Последние слова я услышала на бегу. Странный, однако, вопрос задала я математику по поводу местонахождения косметического аппарата. Ясное дело, что в этом доме он непременно должен был пребывать в непосредственной близости от произведений Апулея, Тацита и Гомера! Конечно, не в ванной же его держать, там живет автоматическое тестомесительное устройство.
В библиотеке
— А-а-а! — заорала я.
— Не надо шуметь, — сказал столик и выпрямился.
— Григорий, что ты тут делаешь? — возмутилась я.
— А ты? — немедленно задал вопрос Селезнев.
— Пришла за аппаратом для распаривания кожи, он за диваном.
— А мне пришла в голову идея про синюю лампу, которой детям насморк лечат. Слышала про такую?
Я улыбнулась, припоминая:
— Да-да, такой рефлектор с синей лампой. Его подключают к розетке, ребенок подносит его к лицу, и приятное тепло нагревает нос. У нас тоже был такой, помогал лучше капель.
— Он где-то тут, — закряхтел Григорий, — под Новый год я его видел.
Я встала на колени и заглянула под диван и кресла. В конце концов сказала:
— Ничего. Нашла только пуговицу. Белую, от мужской сорочки.
— Это я ее потерял, пока ползал, — объяснил Григорий. — Давай сюда.
Сунув пуговицу в карман брюк, Селезнев ткнул пальцем в коричневый шар со шнуром.
— Ты за ним пришла?
— Тащи его на кухню, — обрадовалась я, — аппарат для чистки кожи лица намного лучше маломощной синей лампы.
Через четверть часа Павел, красный то ли от злости, то ли от воздействия желе-эмульсии, избавился от яичницы и уехал. Сидя и Мотя, прихватив бутылку с этикеткой «Московское экстра», убежали в кабинет. Я хотела предложить так и не позавтракавшему Григорию бутерброды с сыром, но тут зазвонил домашний телефон. Из трубки раздался женский голос:
— Позовите Павла.
— Его нет, — ответила я, пытаясь сообразить, где слышала это красиво окрашенное контральто с чуть хрипловатыми обертонами. — Простите, что передать Брыкину?

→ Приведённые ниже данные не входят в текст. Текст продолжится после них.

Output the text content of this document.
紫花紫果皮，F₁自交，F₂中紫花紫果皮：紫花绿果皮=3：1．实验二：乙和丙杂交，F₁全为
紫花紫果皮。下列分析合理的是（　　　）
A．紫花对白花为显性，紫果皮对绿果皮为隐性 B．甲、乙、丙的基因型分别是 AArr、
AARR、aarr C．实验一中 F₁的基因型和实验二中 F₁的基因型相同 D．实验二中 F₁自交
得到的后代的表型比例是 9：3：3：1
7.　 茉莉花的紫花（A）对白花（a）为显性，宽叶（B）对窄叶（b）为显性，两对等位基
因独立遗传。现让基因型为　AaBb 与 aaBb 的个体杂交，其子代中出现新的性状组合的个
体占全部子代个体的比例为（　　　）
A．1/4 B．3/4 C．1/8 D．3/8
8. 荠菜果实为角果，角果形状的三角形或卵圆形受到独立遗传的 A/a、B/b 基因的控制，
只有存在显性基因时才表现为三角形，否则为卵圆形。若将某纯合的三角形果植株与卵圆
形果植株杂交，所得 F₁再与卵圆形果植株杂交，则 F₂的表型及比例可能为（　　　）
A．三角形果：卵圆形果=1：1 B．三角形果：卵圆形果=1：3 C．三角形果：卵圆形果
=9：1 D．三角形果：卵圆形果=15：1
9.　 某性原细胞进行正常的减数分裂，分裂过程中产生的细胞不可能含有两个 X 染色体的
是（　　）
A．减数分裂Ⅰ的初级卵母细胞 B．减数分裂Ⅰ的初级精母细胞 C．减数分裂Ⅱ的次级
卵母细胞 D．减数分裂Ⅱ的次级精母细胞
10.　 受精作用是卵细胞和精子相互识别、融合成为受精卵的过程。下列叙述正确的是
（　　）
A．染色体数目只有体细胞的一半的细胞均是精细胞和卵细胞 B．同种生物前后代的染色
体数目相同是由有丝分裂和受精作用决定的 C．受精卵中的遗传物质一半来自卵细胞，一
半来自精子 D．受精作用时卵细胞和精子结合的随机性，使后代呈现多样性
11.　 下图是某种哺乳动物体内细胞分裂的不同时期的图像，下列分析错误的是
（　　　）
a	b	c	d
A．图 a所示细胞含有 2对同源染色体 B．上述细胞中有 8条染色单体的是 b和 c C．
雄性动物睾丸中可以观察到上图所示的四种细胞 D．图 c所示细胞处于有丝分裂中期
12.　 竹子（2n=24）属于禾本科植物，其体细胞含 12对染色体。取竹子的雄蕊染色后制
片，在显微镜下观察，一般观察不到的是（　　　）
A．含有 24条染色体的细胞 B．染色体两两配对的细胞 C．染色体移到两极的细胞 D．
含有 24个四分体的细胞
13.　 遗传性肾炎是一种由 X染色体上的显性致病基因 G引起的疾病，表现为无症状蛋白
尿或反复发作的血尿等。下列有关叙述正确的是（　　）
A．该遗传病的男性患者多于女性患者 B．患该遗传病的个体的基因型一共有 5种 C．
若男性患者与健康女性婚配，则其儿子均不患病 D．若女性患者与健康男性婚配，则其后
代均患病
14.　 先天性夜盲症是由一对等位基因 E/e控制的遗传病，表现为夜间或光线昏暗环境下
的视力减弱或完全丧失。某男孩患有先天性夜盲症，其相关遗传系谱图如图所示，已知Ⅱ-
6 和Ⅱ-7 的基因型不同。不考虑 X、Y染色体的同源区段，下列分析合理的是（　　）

В ответ послышались гудки. Я опустила трубку старомодного аппарата на рычаг-рогульку и вдруг поняла — поговорить с Павлом хотела та самая шантажистка, которая по вечерам тайком приходит к нему за деньгами. Меня затрясло от возбуждения.
— Что-то случилось? — насторожился, глядя на меня, Селезнев.
А я с тоской посмотрела на допотопный телефон — никакого определителя в нем, естественно, нет.
— Что-то случилось? — повторил Селезнев.
— Нет, — через силу ответила я.
— Но вы переменились в лице.
— Душно очень, — сказала я, машинально отметив, что наш клиент вспомнил о вежливом «вы». — Плохо реагирую на жару.
— Моя жена Клара говорила, что все болезни от нервов, — изрек Селезнев.
— Наверное, она была права. Хотя я могу назвать еще кучу причин, провоцирующих недуги, от курения и банального обжорства до кривой генетики. Вы же давно знакомы с Павлом? — спросила я.